The ASReview software requires Python 3.7+. Detailed step-by-step instructions to install Python and ASReview are available for Windows and macOS users. The project is available on Pypi. Install the project with (Windows users might have to use the prefix python -m):

pip install asreview

Upgrade ASReview with the following command:

pip install --upgrade asreview

Instructions for usage with Docker are here.

ASReview LAB

ASReview LAB is a user-friendly interface for screening documents and experimentation with AI-aided systematic reviews. Read more about using the software in the Quick Tour.

ASReview LAB

Citation

The following publication in Nature Machine Intelligence can be used to cite the project.

van de Schoot, R., de Bruin, J., Schram, R. et al. An open source machine learning framework for efficient and transparent systematic reviews. Nat Mach Intell 3, 125–133 (2021). https://doi.org/10.1038/s42256-020-00287-7

For citing the software, please refer to the specific release of the ASReview software on Zenodo https://doi.org/10.5281/zenodo.3345592. The menu on the right can be used to find the citation format of prevalence.

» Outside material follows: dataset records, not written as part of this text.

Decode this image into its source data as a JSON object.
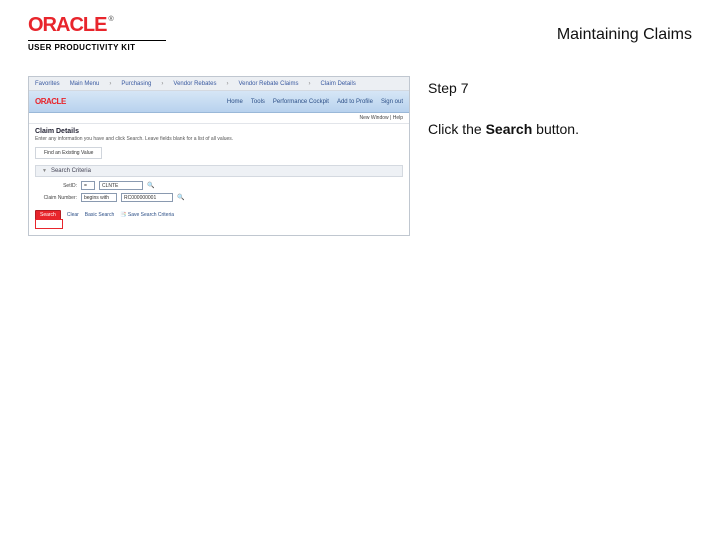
{
  "header": {
    "logo_text": "ORACLE",
    "logo_tm": "®",
    "subtitle": "USER PRODUCTIVITY KIT",
    "page_title": "Maintaining Claims"
  },
  "instruction": {
    "step_label": "Step 7",
    "direction_prefix": "Click the ",
    "direction_bold": "Search",
    "direction_suffix": " button."
  },
  "shot": {
    "breadcrumb": {
      "a": "Favorites",
      "b": "Main Menu",
      "c": "Purchasing",
      "d": "Vendor Rebates",
      "e": "Vendor Rebate Claims",
      "f": "Claim Details"
    },
    "tabs": {
      "a": "Home",
      "b": "Tools",
      "c": "Performance Cockpit",
      "d": "Add to Profile",
      "e": "Sign out"
    },
    "subbar": "New Window | Help",
    "section_title": "Claim Details",
    "section_sub": "Enter any information you have and click Search. Leave fields blank for a list of all values.",
    "tab_label": "Find an Existing Value",
    "collapse_label": "Search Criteria",
    "fields": {
      "setid_label": "SetID:",
      "setid_op": "=",
      "setid_val": "CLNTE",
      "claim_label": "Claim Number:",
      "claim_op": "begins with",
      "claim_val": "RC000000001"
    },
    "buttons": {
      "search": "Search",
      "clear": "Clear",
      "basic": "Basic Search",
      "save": "Save Search Criteria"
    }
  }
}
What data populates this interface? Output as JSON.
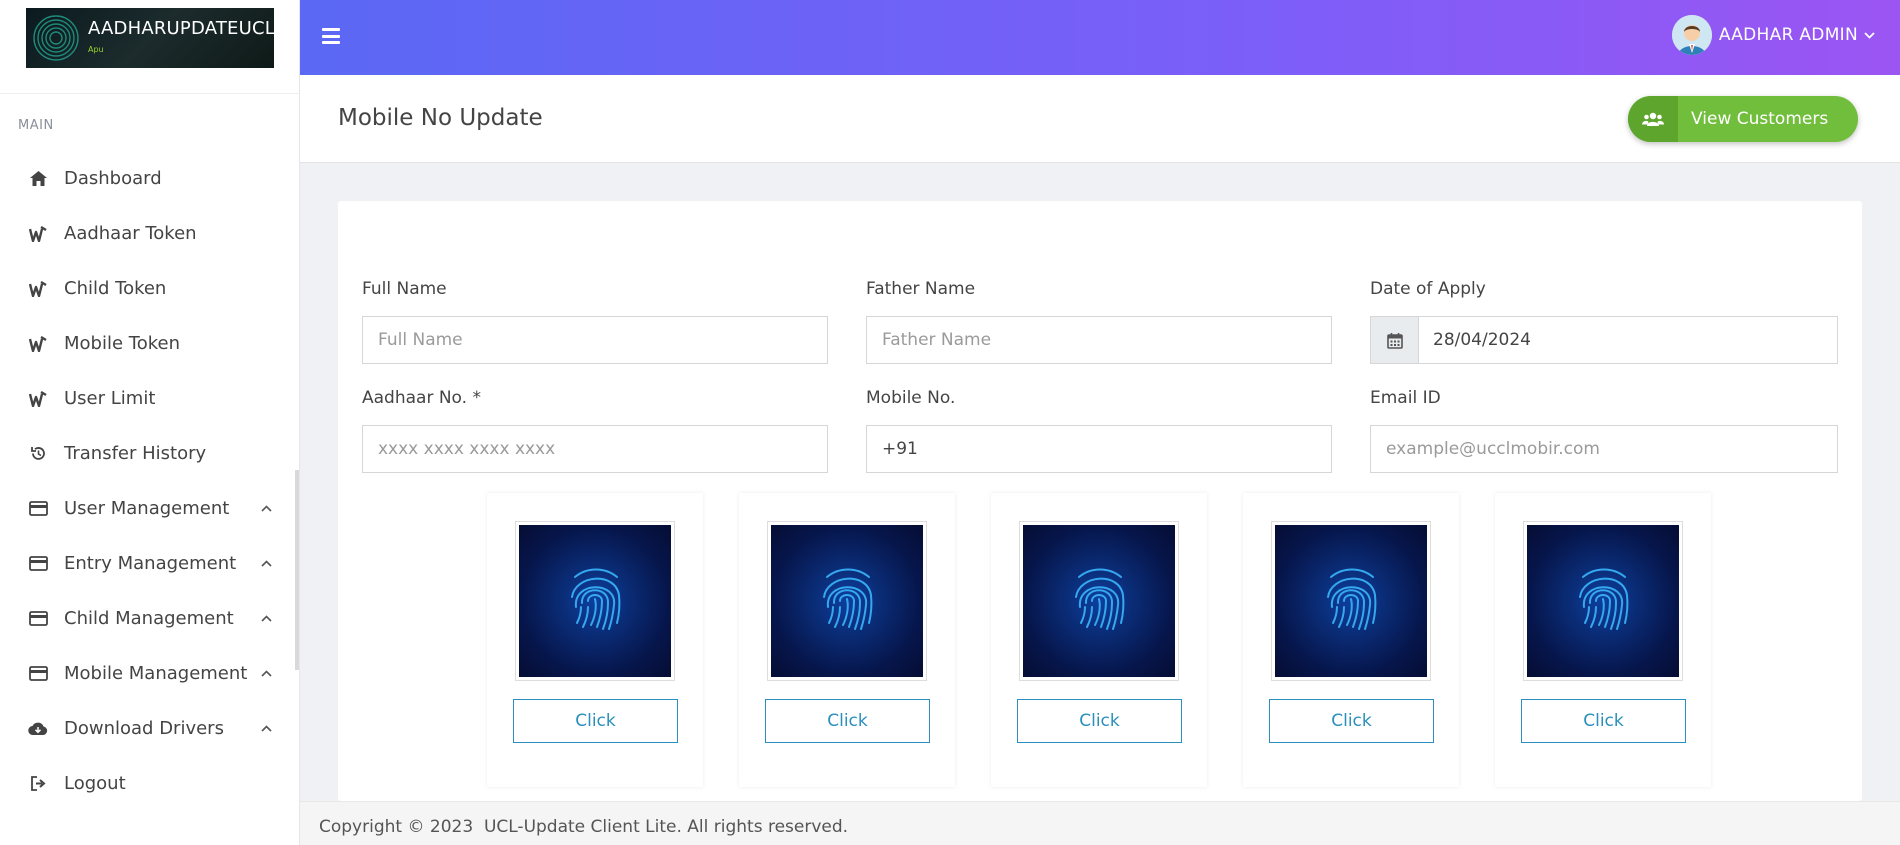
{
  "brand": {
    "title": "AADHARUPDATEUCL",
    "subtitle": "Apu"
  },
  "sidebar": {
    "section_label": "MAIN",
    "items": [
      {
        "label": "Dashboard",
        "icon": "home-icon"
      },
      {
        "label": "Aadhaar Token",
        "icon": "token-icon"
      },
      {
        "label": "Child Token",
        "icon": "token-icon"
      },
      {
        "label": "Mobile Token",
        "icon": "token-icon"
      },
      {
        "label": "User Limit",
        "icon": "token-icon"
      },
      {
        "label": "Transfer History",
        "icon": "history-icon"
      },
      {
        "label": "User Management",
        "icon": "card-icon",
        "expandable": true
      },
      {
        "label": "Entry Management",
        "icon": "card-icon",
        "expandable": true
      },
      {
        "label": "Child Management",
        "icon": "card-icon",
        "expandable": true
      },
      {
        "label": "Mobile Management",
        "icon": "card-icon",
        "expandable": true
      },
      {
        "label": "Download Drivers",
        "icon": "cloud-download-icon",
        "expandable": true
      },
      {
        "label": "Logout",
        "icon": "logout-icon"
      }
    ]
  },
  "header": {
    "admin_name": "AADHAR ADMIN",
    "gradient_start": "#5a68f4",
    "gradient_end": "#9b55f3"
  },
  "page": {
    "title": "Mobile No Update",
    "view_customers_label": "View Customers",
    "accent_green": "#71bd3c"
  },
  "form": {
    "full_name": {
      "label": "Full Name",
      "placeholder": "Full Name",
      "value": ""
    },
    "father_name": {
      "label": "Father Name",
      "placeholder": "Father Name",
      "value": ""
    },
    "date_of_apply": {
      "label": "Date of Apply",
      "value": "28/04/2024"
    },
    "aadhaar_no": {
      "label": "Aadhaar No. *",
      "placeholder": "xxxx xxxx xxxx xxxx",
      "value": ""
    },
    "mobile_no": {
      "label": "Mobile No.",
      "value": "+91"
    },
    "email_id": {
      "label": "Email ID",
      "placeholder": "example@ucclmobir.com",
      "value": ""
    }
  },
  "fingerprints": [
    {
      "button_label": "Click"
    },
    {
      "button_label": "Click"
    },
    {
      "button_label": "Click"
    },
    {
      "button_label": "Click"
    },
    {
      "button_label": "Click"
    }
  ],
  "footer": {
    "text": "Copyright © 2023  UCL-Update Client Lite. All rights reserved."
  }
}
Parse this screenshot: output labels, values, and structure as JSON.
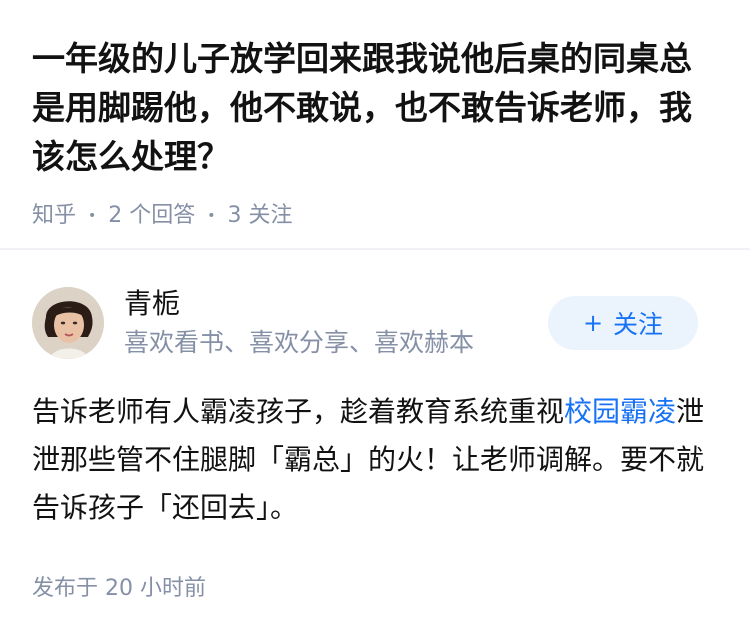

For more scientific publications on the ASReview software, go to asreview.nl/papers.

Contact

ASReview is a research project coordinated by Rens van de Schoot (full professor at the Department of Methodology & Statistics at Utrecht University, The Netherlands), together with ASReview lead engineer Jonathan de Bruin. For an overview of the team working on ASReview, see ASReview Research Team.

The best resources to find an answer to your question or ways to get in contact with the team are:

License

The ASReview software has an Apache 2.0 LICENSE. The ASReview team accepts no responsibility or liability for the use of the ASReview tool or any direct or indirect damages arising out of the application of the tool.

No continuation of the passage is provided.